Lee-Anne Mulholland, vice-présidente de Google chargée des affaires réglementaires, a déclaré que le ministère de la justice « continue de promouvoir un programme radical qui va bien au-delà des questions juridiques soulevées dans cette affaire ». Elle a ajouté que « le fait que le gouvernement mette son pouce sur la balance de cette manière nuirait aux consommateurs, aux développeurs et au leadership technologique américain au moment même où il en a le plus besoin ».
Accès à Chrome
Les autorités antitrust veulent que le juge ordonne à Google de vendre Chrome - le navigateur le plus utilisé dans le monde - parce qu'il représente un point d'accès clé par lequel de nombreuses personnes utilisent son moteur de recherche, ont déclaré ces personnes.
Le gouvernement a la possibilité de décider si la vente de Chrome est nécessaire à une date ultérieure si certains des autres aspects de la mesure corrective créent un marché plus concurrentiel, ont ajouté les personnes. Le navigateur Chrome contrôle environ 61 % du marché aux États-Unis, selon StatCounter, un service d'analyse du trafic web.
Les avocats du gouvernement ont rencontré des dizaines d'entreprises au cours des trois derniers mois pour préparer la recommandation. Les États envisagent encore d'ajouter certaines propositions et certains détails pourraient changer, ont-ils déclaré.
Les fonctionnaires antitrust ont renoncé à une option plus sévère qui aurait contraint Google à vendre Android.
Appel de Google
La décision rendue en août par Mehta, selon laquelle Google a enfreint les lois antitrust sur les marchés de la recherche en ligne et des annonces textuelles, fait suite à un procès de 10 semaines qui s'est déroulé l'année dernière. L'entreprise a fait part de son intention de faire appel.
Le juge a fixé une audience de deux semaines en avril sur les changements que Google doit apporter pour remédier au comportement illégal et prévoit de rendre une décision finale d'ici le mois d'août 2025.
L'agence et les États ont décidé de recommander que Google soit tenu d'accorder une licence pour les résultats et les données de son célèbre moteur de recherche et de donner aux sites web davantage d'options pour empêcher que leur contenu soit utilisé par les produits d'intelligence artificielle de Google, ont déclaré les personnes interrogées.

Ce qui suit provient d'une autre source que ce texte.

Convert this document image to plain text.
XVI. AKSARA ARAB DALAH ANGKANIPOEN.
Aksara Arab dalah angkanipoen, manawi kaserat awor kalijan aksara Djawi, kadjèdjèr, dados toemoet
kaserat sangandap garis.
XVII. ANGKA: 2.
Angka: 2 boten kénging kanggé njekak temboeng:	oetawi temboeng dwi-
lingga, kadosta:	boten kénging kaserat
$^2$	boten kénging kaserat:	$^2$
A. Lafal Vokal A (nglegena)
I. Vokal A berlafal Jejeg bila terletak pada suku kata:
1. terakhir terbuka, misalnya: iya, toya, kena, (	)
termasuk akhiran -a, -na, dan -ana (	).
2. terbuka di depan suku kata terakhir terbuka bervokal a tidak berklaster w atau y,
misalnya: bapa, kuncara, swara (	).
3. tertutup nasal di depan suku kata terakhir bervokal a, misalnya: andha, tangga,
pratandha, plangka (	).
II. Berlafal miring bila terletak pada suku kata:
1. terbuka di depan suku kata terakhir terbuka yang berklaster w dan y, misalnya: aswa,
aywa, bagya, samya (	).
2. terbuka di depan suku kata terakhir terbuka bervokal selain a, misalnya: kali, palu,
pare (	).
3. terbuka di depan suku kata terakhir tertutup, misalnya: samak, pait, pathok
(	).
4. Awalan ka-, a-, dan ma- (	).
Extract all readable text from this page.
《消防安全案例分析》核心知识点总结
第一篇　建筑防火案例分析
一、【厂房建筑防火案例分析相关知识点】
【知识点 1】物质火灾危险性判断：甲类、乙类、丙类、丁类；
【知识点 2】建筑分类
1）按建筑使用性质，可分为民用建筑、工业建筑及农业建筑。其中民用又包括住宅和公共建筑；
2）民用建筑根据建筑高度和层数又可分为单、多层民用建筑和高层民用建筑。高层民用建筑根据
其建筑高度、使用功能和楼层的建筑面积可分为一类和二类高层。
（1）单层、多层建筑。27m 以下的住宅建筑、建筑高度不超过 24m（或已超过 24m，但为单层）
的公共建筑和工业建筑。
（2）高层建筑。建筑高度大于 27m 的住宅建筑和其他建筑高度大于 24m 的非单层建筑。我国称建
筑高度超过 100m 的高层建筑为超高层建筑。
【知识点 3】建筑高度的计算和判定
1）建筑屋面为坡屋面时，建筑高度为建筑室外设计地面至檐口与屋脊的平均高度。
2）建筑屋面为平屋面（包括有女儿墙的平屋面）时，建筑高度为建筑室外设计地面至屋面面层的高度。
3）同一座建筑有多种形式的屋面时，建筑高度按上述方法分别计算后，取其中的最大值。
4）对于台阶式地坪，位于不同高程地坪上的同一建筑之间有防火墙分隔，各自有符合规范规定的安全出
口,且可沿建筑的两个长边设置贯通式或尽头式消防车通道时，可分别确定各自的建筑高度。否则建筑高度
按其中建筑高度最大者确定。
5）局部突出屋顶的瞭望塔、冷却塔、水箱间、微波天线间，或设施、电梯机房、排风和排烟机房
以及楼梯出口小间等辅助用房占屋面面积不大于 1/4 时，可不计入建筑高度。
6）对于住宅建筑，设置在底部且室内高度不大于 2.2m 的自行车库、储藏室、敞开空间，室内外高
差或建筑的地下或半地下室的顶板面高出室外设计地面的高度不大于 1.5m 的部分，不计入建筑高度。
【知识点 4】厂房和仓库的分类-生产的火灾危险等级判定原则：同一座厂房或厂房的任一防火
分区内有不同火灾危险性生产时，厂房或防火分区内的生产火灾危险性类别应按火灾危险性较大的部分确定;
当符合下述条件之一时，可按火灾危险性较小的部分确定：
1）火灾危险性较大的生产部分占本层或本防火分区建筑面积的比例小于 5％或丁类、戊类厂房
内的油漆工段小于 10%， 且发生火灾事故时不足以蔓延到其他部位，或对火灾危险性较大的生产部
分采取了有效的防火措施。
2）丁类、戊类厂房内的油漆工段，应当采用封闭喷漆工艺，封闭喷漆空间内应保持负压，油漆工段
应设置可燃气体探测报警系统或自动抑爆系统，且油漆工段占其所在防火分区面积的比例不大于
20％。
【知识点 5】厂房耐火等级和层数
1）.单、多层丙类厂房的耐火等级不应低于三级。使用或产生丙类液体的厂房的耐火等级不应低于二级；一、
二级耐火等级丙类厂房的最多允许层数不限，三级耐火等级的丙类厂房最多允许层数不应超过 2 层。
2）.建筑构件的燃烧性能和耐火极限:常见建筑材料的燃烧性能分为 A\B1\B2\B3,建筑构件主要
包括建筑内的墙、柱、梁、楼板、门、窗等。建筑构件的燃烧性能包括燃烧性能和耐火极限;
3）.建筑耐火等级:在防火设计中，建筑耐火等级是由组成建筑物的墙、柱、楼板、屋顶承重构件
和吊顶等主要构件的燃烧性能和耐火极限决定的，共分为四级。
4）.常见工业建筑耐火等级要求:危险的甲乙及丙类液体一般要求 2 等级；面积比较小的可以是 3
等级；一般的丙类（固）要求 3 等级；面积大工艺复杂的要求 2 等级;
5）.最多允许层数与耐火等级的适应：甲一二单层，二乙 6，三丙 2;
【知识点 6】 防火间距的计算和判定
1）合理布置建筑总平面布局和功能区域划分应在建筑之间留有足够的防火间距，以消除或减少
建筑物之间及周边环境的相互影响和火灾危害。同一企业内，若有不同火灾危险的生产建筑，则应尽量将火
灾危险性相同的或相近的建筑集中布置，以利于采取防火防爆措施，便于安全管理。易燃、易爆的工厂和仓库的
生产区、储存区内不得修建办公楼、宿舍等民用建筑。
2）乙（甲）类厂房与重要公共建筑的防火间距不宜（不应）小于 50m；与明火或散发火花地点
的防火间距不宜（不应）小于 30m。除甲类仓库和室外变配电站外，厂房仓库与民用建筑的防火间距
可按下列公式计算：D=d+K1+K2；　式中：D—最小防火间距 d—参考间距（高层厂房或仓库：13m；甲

Les autorités antitrust devraient proposer à Google de dissocier son système d'exploitation pour smartphone Android de ses autres produits, notamment son moteur de recherche et sa boutique d'applications mobiles Google Play, qui sont désormais vendus en tant qu'ensemble, ont indiqué les mêmes personnes. Ils sont également prêts à exiger que Google partage davantage d'informations avec les annonceurs et leur donne plus de contrôle sur l'emplacement de leurs publicités.
Les avocats du ministère de la justice et les procureurs généraux des États ont inclus toutes ces options dans un premier dossier déposé en octobre, ainsi qu'une interdiction du type de contrats d'exclusivité qui étaient au centre de l'affaire contre Google.
Une scission forcée, si elle a lieu, dépendrait également de la possibilité de trouver un acheteur intéressé. Ceux qui auraient les moyens et la volonté d'acquérir la propriété, comme Amazon.com Inc. font également l'objet d'un examen antitrust qui pourrait empêcher la réalisation d'une telle méga transaction.
AI Overviews
Google affiche désormais en haut de ses pages de recherche des réponses basées sur l'intelligence artificielle, appelées « AI Overviews ». Si les sites web peuvent refuser que leurs informations soient utilisées par Google pour créer des modèles d'intelligence artificielle, ils ne peuvent pas se permettre de refuser les réponses générés par l'IA, car cela risquerait de les faire descendre dans les résultats de recherche, ce qui rendrait plus difficile l'accès à leurs clients.
Les éditeurs de sites web se sont plaints que cette fonctionnalité réduisait le trafic et les recettes publicitaires, car les utilisateurs cliquent rarement pour voir les données utilisées pour alimenter ces résultats.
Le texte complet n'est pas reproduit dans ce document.